Un joven periodista y bloguero saudí, Hamza Kashgari, ha sido detenido y está en espera de un juicio en el que, sobre el papel, habría de ser condenado a la horca, acusado de un delito de apostasía, por haber publicado en Twitter comentarios que la policía ha juzgado arbitrariamente atentatorios contra el buen nombre del profeta Mahoma. Kashgari huyó a Malasia pero, ante la reclamación de Arabia, ha sido devuelto a su país de origen –no se sabe aún, con seguridad, sin con la insólita complicidad de la Interpol o por puro servilismo—para ser juzgado según esa temible charia. Por un fotomontaje alusivo a un jefe militar colocado de Facebook, por su parte, un joven marroquí ha sido condenado a tres años de cárcel “por atentar contra la reputación de sus jefes”, pena idéntica a la que le ha caído encima a otro revoltoso que tuvo la desdichada idea de insultar al rey durante una revuelta ocurrida en las cercanías de Fez y, en fin, un tercero, ésta vez de 18 años, ha sido presa de la policía y, al parecer, torturado, bajo la acusación de haber colgado también en Facebook unas caricaturas “divertidas pero no insultantes” referidas al monarca que, como ustedes saben, ya ha dejado de ser “sagrado” para ser tan sólo constitucionalmente “inviolable”. El islamismo moderado que ofrece Marruecos no acaba de resultar convincente y si no que se lo pregunten a Le Nouvel Observateur y a otras publicaciones europeas que han sido últimamente censuradas sin miramientos por incluir en sus páginas simples representaciones de Mahoma. Las redes sociales inquietan en el invierno árabe, seguramente escaldado desde esa primavera que floreció en el ciberespacio con el inquietante resultado que todos conocemos y que continúa dando sus flores negras en el infame conflicto sirio. Creo que fue a Gustavo de Arístegui a quien escuché alguna vez decir que la idea de un islamismo moderado no era más que una ingenua ilusión de Occidente. Si llegan a colgar al tuitero saudí, yo diría que algo más y algo menos.

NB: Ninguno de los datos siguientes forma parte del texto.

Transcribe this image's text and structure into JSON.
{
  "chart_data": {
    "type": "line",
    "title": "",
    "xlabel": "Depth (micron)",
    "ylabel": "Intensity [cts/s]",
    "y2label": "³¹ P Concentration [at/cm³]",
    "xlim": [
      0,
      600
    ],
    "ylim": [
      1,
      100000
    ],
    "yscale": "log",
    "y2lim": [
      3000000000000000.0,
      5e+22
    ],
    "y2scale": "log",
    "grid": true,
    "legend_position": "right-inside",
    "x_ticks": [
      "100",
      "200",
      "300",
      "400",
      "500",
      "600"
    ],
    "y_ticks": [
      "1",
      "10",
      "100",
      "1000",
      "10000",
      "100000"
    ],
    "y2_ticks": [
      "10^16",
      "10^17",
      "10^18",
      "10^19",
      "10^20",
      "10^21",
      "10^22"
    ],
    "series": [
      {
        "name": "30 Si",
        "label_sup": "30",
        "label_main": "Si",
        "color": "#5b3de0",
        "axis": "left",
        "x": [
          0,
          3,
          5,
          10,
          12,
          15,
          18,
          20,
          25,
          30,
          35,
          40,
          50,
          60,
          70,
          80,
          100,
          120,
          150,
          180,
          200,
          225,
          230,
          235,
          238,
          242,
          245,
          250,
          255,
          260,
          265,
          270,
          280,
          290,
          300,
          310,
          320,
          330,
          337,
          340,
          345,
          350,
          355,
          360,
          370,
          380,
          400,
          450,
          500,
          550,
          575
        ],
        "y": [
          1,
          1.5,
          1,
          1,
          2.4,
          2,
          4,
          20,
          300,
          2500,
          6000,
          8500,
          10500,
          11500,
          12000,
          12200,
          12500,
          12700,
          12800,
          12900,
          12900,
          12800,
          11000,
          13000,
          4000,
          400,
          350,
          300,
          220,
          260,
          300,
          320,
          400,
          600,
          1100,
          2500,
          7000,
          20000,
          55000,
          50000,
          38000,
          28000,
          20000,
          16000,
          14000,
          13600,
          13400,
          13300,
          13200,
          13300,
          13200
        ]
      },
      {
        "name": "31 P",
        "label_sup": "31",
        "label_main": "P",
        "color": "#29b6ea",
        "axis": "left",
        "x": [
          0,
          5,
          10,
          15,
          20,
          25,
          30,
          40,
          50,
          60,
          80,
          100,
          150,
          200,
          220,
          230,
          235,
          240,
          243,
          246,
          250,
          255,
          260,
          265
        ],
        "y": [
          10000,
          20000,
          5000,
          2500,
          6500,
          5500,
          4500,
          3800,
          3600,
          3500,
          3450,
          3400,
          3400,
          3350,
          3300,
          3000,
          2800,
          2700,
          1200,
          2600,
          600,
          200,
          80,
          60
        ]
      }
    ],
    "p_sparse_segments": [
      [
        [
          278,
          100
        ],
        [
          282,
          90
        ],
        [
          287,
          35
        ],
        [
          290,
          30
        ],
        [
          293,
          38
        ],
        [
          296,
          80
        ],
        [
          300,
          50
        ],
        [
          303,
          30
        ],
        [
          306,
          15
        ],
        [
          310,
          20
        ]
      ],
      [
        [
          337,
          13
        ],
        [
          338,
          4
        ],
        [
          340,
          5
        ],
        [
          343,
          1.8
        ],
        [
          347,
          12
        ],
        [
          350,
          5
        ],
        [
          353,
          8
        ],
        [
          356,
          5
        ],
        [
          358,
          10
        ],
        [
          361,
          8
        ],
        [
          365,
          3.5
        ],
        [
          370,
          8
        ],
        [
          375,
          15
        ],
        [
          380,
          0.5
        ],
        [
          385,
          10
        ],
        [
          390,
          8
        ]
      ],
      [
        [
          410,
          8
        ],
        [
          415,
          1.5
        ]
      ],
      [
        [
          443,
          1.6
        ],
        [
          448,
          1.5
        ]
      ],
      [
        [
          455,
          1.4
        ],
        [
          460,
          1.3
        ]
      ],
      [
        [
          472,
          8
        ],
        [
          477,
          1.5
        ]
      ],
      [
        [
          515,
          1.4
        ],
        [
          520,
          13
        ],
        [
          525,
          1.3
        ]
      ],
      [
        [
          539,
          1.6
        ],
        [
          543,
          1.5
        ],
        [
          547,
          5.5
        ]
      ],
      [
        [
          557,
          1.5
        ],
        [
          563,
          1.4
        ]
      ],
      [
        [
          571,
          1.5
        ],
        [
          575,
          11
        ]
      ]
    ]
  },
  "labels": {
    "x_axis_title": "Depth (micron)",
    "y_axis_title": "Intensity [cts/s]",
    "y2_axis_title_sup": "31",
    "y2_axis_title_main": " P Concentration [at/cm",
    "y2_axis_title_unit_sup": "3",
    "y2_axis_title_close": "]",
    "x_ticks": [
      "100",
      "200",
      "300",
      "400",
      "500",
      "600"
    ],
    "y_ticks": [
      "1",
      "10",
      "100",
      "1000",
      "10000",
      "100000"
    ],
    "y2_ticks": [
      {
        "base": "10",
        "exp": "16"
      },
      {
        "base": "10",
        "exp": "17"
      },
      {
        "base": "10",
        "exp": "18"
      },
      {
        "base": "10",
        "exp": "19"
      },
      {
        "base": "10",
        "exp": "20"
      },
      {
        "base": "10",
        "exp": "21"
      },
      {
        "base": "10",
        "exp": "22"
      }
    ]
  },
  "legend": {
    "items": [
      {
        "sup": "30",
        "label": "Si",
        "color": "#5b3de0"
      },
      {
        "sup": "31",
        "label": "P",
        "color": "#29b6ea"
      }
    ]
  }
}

Realmente son poco concebibles la redes sociales en esa Edad Media contemporánea como lofue siempre el relato político de índole crítica, desde el pasquín al panfleto, no siendo más que otra ilusión la que se hacen esas almas cándidas que las imaginan ya instalas y funcionando en todo el planeta. La censura es consustancial al poder y la negación de la libertad de pensamiento una probable invariante, a través de toda la Historia, de nuestra condición cultural y política. Eso de que la muerte de Sócrates pesa aún sobre el género humano no deja de ser un afarolado de Flaubert.

1 Comentario

  1. Todo poder tiene a la censura. Todo poder absoluto tiene a la censura absoluta. Axioma sencillo. Por lo demás, los hechos relatados en la columna de jagm pnen los pelos de punta.